Avec quelques meubles poussés, d’hôpital, ou d’intérieur et d’extraordinaires acteurs (bravo  à la jeune et merveilleuse Marie-Camille Soyer), Alexis Michalik parvient à condenser et à saisir une histoire d’amour sur 15 ans, avec beaucoup de rebondissements et presque trop de drames pour être vraisemblable, mais qu’importe : sur cette période il étend l’égoïsme à deux, à l’égoïsme de celui  qui part, aux générations passées, futures et aux implications des proches. Le texte est simple, avec des mots de tous les jours, les situations sont terribles et brutes, mais les interactions sont irrésistibles et la catharsis marche à plein. On pleure beaucoup, on rit autant, malgré les duretés de la narration et l’on se prend à aimer et détester un peu tous à la fois des personnages avec lesquels on s’identifie dans leur humanité. Les histoires d’amour finissent mal en général, et vraiment dramatiquement  quand l’hérédité s’en mêle, mais il est toujours courageux d’aimer, et même peut-être, d’enjoindre à aimer. Une pièce qui vous saisit et vous retourne sans que vous puissiez reprendre votre souffle une seule minute. Même aux moments les plus tragiques et attendus, Michalik prouve sa maestria du rythme, qui avait fait mouche dans Edmond.
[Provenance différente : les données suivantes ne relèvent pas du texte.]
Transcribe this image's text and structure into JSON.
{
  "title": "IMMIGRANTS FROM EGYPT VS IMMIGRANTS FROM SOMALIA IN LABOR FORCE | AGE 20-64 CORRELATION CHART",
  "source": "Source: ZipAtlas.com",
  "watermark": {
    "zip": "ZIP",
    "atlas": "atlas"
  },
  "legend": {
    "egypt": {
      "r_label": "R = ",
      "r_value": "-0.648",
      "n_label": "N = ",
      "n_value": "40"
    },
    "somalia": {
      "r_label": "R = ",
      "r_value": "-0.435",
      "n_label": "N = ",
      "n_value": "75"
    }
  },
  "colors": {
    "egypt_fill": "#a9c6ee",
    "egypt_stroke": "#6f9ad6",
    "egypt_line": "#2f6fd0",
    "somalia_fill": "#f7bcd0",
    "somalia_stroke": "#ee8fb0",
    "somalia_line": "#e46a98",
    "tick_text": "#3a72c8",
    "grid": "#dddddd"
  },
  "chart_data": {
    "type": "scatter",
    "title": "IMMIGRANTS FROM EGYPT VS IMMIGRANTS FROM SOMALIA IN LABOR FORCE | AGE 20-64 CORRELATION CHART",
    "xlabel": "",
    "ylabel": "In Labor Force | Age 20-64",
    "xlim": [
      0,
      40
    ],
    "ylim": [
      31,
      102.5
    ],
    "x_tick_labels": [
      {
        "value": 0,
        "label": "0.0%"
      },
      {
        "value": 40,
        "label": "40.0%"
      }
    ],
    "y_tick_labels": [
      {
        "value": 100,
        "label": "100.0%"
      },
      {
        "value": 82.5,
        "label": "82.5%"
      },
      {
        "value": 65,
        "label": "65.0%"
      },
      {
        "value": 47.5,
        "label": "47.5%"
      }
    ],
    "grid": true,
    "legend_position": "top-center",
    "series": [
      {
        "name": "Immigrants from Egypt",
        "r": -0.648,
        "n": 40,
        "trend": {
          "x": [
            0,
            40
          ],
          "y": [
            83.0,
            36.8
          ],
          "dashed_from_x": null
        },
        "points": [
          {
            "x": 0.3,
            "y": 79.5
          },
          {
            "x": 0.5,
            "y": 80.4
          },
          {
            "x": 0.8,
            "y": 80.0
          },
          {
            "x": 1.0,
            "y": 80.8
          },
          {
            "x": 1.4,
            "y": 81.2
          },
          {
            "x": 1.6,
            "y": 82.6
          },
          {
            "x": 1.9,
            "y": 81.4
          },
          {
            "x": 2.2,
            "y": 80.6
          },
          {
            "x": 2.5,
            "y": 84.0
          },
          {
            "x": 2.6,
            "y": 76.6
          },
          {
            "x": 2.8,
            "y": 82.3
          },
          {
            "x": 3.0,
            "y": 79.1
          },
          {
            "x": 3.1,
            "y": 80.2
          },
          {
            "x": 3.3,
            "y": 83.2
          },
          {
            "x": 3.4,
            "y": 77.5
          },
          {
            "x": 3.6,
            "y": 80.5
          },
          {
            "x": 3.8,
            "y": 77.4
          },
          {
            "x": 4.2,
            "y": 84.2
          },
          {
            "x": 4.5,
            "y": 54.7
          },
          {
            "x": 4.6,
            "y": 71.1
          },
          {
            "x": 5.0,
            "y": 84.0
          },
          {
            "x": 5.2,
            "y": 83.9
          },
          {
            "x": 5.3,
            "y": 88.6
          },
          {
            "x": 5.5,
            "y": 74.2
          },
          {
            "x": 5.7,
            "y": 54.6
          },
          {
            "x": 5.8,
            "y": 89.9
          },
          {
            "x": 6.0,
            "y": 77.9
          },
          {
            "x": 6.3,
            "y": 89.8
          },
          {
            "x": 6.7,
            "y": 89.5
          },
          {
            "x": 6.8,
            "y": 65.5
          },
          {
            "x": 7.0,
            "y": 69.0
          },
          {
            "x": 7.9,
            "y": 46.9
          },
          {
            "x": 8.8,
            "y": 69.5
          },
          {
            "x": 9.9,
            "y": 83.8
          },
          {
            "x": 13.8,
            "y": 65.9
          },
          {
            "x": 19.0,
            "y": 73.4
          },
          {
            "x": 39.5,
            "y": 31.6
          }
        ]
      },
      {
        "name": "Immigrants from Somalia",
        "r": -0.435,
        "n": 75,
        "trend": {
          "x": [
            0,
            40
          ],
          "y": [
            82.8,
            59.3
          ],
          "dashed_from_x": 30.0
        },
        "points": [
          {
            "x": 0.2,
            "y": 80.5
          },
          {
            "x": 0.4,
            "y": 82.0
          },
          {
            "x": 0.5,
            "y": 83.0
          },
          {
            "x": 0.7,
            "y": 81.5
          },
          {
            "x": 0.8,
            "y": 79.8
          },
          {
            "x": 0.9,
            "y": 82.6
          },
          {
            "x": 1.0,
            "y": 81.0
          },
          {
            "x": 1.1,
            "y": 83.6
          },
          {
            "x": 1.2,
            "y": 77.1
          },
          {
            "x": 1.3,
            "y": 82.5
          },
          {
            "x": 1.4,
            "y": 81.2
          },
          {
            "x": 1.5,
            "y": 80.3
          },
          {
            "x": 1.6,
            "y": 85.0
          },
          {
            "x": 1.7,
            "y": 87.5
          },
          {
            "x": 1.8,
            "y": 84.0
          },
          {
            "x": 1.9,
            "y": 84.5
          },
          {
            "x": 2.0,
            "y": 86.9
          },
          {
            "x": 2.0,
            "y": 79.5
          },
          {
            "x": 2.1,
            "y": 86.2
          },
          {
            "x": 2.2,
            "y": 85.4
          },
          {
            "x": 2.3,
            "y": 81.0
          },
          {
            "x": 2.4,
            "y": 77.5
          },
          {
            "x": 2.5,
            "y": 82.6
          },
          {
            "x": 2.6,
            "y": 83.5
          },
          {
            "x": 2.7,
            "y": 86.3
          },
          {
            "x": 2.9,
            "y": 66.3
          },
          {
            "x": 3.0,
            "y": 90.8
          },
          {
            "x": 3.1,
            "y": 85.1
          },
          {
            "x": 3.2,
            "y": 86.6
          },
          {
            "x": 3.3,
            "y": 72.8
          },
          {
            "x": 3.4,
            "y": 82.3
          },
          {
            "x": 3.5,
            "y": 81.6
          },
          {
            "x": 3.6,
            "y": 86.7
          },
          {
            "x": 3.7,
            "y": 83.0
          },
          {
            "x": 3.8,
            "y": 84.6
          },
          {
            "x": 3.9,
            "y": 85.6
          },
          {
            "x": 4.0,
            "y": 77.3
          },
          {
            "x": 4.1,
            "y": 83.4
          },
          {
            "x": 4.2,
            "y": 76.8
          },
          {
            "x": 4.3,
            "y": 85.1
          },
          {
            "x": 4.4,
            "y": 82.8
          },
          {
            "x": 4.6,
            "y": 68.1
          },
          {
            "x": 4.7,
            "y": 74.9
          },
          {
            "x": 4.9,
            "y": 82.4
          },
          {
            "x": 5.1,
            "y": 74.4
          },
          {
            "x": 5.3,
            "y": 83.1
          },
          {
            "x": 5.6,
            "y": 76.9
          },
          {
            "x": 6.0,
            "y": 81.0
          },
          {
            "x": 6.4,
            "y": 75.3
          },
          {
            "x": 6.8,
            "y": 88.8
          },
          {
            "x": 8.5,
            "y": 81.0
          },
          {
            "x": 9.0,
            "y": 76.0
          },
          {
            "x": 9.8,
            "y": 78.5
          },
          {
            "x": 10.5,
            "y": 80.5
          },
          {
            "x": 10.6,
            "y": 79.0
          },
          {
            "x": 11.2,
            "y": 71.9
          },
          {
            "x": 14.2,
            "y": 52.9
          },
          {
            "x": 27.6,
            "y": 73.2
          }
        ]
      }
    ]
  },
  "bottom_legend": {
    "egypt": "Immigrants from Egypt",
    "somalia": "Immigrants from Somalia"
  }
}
On en sort à la fois ému, lessivé, et rempli de tous ces sentiments qu’on a eu le courage de vivre pleinement dans sa vie. Un moment de théâtre intense et une pièce à recommander sans modération, réservation pour le mois de mars (février est plein) à l’appui!

Une histoire d’amour, d’Alexis Michalik, avec Pauline Bression, Juliette Delacroix, Marie-Camille Soye, Alexis Michalik et en alternance Lior Chabat, Violette Guillon et Amélia Lacquemant, 1h25, production Acme, du 9 janvier au 28 mars. 

visuel : affiche du spectacle.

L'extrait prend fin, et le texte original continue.